Seeking to ensure that AMP complies with regulatory standards is the responsibility of everyone at every level of AMP. While some businesses and individual managers have primary roles in compliance management, AMP has developed a curriculum of mandatory compliance training that all employees must undertake to ensure awareness of their general compliance obligations.
Regulatory and compliance risks, breaches, consultations, and general interactions are reported as part of our internal risk and compliance reporting process, and to the relevant regulators as and when required. At any point in time, a number of investigations, consultations and general interactions may be in progress with our key regulators. We actively participate in these interactions, and fully cooperate with regulators on such matters.

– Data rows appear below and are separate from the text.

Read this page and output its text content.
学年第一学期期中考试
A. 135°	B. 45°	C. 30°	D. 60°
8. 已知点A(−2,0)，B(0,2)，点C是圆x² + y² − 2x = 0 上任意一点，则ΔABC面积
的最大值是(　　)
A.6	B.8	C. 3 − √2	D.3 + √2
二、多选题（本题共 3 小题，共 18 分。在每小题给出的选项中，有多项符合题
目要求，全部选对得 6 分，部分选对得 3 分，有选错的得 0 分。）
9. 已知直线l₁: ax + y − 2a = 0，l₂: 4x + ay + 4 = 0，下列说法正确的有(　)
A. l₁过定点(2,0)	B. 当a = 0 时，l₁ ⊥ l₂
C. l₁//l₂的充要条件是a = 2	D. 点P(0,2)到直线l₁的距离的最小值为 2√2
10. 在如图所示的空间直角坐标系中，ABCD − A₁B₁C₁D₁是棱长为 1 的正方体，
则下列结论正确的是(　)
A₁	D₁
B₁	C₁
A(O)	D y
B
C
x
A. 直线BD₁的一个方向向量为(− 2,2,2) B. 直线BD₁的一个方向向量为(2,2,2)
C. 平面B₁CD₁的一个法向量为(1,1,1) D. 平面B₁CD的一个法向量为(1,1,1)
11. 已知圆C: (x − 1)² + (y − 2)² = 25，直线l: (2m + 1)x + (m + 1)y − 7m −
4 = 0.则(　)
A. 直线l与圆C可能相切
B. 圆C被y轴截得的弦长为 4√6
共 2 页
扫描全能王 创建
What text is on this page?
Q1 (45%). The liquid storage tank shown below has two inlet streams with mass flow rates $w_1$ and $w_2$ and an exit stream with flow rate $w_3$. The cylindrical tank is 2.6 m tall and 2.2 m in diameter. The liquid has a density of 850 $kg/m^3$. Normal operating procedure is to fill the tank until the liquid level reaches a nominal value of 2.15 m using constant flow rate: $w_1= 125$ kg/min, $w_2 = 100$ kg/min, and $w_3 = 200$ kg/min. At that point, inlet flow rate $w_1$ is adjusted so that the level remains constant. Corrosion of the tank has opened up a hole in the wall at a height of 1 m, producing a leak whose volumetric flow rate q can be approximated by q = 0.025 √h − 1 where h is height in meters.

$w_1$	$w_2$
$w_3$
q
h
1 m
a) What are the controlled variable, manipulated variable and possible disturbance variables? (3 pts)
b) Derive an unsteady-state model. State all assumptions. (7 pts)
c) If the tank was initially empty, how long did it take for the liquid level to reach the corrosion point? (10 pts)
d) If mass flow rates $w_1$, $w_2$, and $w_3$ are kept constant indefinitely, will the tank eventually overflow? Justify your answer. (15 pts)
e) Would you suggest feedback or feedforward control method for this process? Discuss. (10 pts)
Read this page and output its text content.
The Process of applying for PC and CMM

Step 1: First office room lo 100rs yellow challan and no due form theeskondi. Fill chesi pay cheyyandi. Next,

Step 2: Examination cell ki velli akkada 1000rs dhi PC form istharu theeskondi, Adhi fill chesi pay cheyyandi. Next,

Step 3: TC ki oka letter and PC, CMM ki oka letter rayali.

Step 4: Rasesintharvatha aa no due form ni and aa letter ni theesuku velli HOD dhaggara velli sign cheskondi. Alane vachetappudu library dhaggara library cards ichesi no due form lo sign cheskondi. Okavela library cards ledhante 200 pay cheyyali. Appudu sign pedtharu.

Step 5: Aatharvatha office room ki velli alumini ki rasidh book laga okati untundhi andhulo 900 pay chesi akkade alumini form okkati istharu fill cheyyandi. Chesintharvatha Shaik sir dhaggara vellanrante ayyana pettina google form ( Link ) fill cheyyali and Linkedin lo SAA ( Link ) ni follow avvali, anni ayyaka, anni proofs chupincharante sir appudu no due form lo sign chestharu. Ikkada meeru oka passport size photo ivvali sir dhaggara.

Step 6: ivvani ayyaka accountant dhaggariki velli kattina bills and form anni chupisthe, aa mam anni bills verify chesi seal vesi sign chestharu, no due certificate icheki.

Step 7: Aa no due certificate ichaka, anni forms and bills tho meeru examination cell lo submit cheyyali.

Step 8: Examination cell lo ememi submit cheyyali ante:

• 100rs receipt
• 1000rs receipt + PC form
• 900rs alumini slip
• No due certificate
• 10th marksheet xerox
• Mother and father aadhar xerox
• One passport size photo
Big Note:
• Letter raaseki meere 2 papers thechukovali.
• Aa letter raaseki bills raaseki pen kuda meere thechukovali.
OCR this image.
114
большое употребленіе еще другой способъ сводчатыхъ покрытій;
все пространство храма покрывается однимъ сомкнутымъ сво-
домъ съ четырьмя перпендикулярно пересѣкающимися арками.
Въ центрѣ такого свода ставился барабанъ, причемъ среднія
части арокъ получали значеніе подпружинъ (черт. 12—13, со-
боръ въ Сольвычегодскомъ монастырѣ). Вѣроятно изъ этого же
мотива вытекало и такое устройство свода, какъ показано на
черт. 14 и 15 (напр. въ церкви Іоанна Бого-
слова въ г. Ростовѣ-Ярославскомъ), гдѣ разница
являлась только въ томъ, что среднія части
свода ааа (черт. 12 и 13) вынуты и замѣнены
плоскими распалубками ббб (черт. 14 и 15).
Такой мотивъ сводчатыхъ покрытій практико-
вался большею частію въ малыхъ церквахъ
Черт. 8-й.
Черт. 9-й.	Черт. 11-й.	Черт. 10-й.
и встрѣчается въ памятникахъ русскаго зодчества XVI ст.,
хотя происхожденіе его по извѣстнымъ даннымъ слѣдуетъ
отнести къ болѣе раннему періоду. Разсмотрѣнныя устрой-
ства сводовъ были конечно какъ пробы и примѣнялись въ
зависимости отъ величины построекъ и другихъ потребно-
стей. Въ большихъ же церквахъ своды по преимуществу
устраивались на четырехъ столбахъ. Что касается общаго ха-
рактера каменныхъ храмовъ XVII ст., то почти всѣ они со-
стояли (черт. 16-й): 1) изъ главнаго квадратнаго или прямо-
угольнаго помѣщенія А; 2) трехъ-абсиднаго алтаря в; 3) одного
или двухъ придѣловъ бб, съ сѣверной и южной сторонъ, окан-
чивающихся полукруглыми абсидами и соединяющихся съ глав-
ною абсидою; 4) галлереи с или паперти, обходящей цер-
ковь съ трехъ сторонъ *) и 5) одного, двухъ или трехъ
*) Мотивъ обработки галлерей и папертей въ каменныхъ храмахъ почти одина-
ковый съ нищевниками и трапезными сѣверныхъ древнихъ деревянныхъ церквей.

If we are unable to foresee, advocate for, plan for, and adapt to regulatory change or if the regulator increases the level of investigation and consultation, this could negatively impact our ability to serve customers, and/or our earnings.
Failure to identify or address existing or emerging economic, environmental and social sustainability issues could result in reputational or financial loss. AMP continuously considers and improves on the ways in which economic, environmental and social sustainability is incorporated into our business operations, and this work is supported by a range of policies and processes:
we have a duty to our community to minimise our impact on the environment, so we pursue a range of waste, energy and emission-reduction initiatives. These include energy efficiency measures through lighting updates and more flexible and efficient use of office space at AMP sites, working with contractors, landlords and service providers to increase waste recycling, reducing non-essential air travel and paper consumption, encouraging employee work practices that reduce environmental impacts, and encouraging suppliers to reduce the impacts of their products and services.
AMP Capital, AMP’s asset management arm, has an in-house environmental, social and governance (ESG) investment research team which implements its commitment to the United Nations Principles for Responsible Investment by producing proprietary and thought-leading research that is integrated into AMP Capital’s investment decision-making and active ownership practices across all asset classes. The team’s ESG insights and company ratings influence investment guidelines and policies, research and analysis, proxy voting activities and engagement with company boards and management teams. It is important that companies that are selected for clients’ portfolios are well-governed. This is why AMP Capital actively engages with the boards and management teams of companies and uses its voting power to encourage corporate behaviour that is responsible and in the best interest of shareholders. Through this engagement AMP Capital encourages sound decision-making and risk management, appropriate capital allocation, good board composition, fair remuneration and open and honest disclosure.
The AMP Foundation, AMP’s philanthropic arm, has a goal to create a better tomorrow for everyone, especially people who face challenges in accessing education and employment opportunities. The AMP Foundation supports non-profit organisations that give disadvantaged Australians life-changing learning and work opportunities. It also supports AMP employees and financial advisers to share their time, skills and resources with people in need, and backs Australians who are doing great things in the community through its AMP Tomorrow Fund grants. As noted on page one of this report, in 2016 the AMP Foundation distributed $5.2 million to the community, including more than $1 million in grants through AMP’s Tomorrow Fund to help 53 Australians achieve their goals.